Today hipsters and scientists, punk rockers and engineers, students and nurses, bicyclists and families, they all flock to the former Steel City, newly crowned as the City of Bridges (Pittsburgh has three more bridges than Venice, Italy, the original “City of Bridges”), to build a new life, to rise their city’s trees and mountains above the plight of antiquated ideas about what these neighborhoods living on three Indian-named rivers are today. The Ohio, which in Iroquois means “Great River” is fed by the Monongahela (falling banks) and Allegheny (which means “beautiful stream” or “best flowing river of the hills”), to form a Golden Triangle the city lives within and falls all around.

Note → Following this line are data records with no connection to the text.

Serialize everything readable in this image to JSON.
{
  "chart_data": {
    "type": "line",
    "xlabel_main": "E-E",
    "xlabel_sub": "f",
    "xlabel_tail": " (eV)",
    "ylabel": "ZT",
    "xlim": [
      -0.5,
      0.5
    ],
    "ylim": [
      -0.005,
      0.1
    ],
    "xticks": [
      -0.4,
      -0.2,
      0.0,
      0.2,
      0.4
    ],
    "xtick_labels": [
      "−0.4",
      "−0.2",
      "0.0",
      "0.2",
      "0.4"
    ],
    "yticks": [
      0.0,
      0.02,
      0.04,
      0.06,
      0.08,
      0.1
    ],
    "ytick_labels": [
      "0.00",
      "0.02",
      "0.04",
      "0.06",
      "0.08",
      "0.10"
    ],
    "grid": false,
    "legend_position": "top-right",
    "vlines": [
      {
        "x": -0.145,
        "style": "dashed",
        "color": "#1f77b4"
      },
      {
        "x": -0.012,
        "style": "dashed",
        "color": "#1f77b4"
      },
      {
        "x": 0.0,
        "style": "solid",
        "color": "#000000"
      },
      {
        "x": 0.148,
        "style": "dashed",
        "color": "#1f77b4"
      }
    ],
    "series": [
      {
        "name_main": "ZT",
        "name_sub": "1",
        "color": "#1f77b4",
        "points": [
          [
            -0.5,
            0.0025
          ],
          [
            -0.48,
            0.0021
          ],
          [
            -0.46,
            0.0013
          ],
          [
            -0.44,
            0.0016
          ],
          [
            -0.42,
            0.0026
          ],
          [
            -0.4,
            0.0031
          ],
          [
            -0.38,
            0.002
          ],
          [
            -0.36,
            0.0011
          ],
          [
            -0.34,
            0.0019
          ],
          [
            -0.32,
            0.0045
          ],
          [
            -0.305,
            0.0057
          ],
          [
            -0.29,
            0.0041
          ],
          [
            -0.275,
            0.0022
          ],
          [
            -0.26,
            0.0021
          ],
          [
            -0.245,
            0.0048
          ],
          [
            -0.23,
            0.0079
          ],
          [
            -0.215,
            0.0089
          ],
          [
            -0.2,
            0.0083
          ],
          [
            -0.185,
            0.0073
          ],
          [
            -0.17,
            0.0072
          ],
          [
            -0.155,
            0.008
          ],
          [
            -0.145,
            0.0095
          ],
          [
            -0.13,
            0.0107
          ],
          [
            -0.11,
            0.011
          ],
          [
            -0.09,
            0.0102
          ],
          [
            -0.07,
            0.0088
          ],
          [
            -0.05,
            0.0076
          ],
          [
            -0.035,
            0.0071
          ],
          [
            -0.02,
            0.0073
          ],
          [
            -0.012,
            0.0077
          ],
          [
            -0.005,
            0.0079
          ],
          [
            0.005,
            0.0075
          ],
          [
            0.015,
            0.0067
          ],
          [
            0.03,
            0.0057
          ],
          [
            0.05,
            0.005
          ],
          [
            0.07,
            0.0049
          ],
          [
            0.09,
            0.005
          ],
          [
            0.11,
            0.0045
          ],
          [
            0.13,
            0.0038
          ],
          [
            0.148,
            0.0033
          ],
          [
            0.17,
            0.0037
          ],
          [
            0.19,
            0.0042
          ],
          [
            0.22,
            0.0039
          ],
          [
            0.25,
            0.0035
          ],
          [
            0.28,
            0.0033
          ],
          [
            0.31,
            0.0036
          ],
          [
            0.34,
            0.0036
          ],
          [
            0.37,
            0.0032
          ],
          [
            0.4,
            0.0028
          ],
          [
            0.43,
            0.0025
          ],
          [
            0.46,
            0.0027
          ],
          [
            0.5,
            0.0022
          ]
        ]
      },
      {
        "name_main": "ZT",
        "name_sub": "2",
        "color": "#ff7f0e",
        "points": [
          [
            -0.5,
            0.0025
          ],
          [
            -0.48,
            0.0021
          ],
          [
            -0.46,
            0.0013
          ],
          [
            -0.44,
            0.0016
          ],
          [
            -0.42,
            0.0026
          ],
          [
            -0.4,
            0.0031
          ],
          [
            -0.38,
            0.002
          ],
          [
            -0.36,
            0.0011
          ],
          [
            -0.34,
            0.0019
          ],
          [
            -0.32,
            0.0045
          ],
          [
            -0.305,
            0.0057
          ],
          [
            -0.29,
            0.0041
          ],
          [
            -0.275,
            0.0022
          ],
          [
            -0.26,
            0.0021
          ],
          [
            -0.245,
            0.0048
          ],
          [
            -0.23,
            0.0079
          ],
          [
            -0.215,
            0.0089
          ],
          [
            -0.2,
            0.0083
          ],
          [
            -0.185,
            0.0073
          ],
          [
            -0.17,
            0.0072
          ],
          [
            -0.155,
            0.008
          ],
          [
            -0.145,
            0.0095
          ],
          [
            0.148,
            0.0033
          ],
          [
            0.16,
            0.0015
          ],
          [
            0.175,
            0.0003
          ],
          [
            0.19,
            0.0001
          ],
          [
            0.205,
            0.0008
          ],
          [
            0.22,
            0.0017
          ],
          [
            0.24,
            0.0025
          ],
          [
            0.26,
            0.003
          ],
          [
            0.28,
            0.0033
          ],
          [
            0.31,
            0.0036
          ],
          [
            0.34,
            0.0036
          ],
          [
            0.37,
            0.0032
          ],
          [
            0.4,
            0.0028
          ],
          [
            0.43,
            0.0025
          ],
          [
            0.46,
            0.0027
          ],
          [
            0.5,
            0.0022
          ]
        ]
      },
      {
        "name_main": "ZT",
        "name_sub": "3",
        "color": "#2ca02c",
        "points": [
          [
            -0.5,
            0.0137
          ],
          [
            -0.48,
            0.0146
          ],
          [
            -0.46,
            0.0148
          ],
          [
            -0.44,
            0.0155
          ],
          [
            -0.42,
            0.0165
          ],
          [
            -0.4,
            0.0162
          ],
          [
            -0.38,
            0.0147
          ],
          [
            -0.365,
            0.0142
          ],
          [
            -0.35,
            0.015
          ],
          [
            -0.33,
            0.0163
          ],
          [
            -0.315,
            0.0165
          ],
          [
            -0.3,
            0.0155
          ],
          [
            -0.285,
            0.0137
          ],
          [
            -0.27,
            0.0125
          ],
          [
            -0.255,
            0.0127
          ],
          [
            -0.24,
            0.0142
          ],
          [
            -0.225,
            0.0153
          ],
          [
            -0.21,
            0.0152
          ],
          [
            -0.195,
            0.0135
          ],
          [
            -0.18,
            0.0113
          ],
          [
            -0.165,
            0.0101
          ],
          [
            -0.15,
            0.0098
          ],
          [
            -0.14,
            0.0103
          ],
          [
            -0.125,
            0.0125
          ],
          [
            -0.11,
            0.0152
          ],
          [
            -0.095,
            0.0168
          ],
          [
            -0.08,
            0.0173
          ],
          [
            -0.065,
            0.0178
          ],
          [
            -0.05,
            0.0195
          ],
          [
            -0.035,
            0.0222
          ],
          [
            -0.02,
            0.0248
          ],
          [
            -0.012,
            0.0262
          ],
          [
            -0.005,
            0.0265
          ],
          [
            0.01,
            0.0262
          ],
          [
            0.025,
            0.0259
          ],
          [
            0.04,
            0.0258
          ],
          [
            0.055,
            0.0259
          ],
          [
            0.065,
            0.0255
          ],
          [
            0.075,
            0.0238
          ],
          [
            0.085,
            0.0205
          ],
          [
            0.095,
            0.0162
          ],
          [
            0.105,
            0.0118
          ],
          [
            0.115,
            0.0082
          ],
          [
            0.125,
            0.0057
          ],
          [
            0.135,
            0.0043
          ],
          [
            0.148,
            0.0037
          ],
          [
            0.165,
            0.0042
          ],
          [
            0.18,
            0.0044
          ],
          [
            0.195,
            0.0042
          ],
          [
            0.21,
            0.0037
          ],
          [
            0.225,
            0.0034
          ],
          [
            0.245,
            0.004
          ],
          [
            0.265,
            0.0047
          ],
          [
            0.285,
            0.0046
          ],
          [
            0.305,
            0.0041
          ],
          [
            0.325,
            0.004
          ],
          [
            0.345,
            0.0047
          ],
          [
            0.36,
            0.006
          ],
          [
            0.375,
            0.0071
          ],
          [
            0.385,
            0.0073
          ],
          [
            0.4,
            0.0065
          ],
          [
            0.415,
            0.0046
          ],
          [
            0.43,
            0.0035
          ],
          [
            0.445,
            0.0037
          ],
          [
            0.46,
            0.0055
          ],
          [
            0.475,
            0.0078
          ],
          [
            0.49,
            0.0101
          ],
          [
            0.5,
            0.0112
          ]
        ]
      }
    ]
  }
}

Pittsburgh, Pennsylvania is the upstart. It’s the unknown. Living in the city in the 2000s, I knew I was part of something. Where typically the young and adventurous migrate to places like Portland or Austin or San Francisco, they are joining something already created, a dynasty realized decades or even generations ago. Pittsburgh, for the moment anyway, offers a chance to be a factor in the change, not just a reaper of the inevitable rewards.